The upgrades to the computer were needed for processor speed and
capacity and 99++ percent of all the programs did not need re-
compiling or re-writing just because an OS level change occurred or a
newer or bigger CPU was needed.
Now to get all the nay-sayers out of the way the 1 percent of
programs that needed to be changed (or partial rewrite) had to be
done because they depended on some system function that was altered
or dropped or changed. That is a extremely small number compared to
other platforms and languages.

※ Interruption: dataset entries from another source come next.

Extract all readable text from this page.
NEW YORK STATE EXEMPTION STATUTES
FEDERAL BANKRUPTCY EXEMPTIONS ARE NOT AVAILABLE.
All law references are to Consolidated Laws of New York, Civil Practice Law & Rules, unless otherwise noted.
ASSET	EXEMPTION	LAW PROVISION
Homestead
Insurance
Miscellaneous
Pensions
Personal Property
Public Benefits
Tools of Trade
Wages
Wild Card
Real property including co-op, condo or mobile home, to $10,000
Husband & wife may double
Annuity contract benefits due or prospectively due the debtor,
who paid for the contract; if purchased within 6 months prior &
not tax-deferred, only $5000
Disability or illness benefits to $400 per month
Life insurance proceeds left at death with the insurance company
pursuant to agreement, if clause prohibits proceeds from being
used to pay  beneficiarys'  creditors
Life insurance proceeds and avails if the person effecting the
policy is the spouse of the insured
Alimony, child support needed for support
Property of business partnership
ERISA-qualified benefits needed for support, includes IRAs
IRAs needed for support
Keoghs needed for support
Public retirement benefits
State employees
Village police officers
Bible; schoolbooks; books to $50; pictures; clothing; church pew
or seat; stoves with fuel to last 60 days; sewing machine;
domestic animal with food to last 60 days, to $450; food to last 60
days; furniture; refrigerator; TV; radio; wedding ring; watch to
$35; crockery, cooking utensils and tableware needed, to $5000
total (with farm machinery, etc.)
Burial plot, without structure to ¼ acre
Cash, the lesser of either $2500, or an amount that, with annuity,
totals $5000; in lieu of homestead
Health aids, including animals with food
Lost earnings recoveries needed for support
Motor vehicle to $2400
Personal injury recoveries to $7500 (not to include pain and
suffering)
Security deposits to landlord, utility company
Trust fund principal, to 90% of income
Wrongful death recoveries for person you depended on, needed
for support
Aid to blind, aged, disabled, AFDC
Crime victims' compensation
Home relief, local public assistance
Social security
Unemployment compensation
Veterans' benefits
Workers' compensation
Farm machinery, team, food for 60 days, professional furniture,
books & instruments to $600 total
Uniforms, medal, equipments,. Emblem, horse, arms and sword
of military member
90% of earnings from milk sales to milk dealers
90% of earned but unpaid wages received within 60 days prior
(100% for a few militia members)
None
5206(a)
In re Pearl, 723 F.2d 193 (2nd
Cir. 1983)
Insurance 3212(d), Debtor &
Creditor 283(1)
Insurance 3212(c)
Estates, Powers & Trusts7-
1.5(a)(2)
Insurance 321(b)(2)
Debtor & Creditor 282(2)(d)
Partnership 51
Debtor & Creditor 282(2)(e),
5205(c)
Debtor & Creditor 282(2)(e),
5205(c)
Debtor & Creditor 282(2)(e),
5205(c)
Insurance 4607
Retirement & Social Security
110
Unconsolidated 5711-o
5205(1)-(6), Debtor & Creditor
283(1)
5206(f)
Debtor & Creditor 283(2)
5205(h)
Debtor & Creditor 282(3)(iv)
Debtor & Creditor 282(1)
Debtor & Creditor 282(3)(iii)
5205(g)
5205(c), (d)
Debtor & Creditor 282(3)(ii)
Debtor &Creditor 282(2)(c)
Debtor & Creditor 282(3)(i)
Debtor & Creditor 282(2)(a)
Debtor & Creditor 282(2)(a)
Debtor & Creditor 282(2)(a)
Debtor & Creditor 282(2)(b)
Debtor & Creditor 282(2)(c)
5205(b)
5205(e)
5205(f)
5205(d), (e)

Can Apple come close not even close.
Has Apple stagnated not really but the total cost of ownership is
going out of sight because of the new OS or the CPU type and it
really hasn't done much for Apple except to cause people to have
doubts and when there are doubts it is the beginning of the end.
Also, not to put to fine of a point on changes the only real changes
have started to occur somewhere around Y2K. Some people in IBM lost
their way and started to make massive recompiles mandatory. I suspect
that will kill IBM down the road. People buy IBM for stability and
expandability. This screw the user is not going over well in IBM
land. I suspect that (like on here) they have shills that spout the
Apple line. IBM does the same, but for the most part the old timers
know them and disregard their mutterings.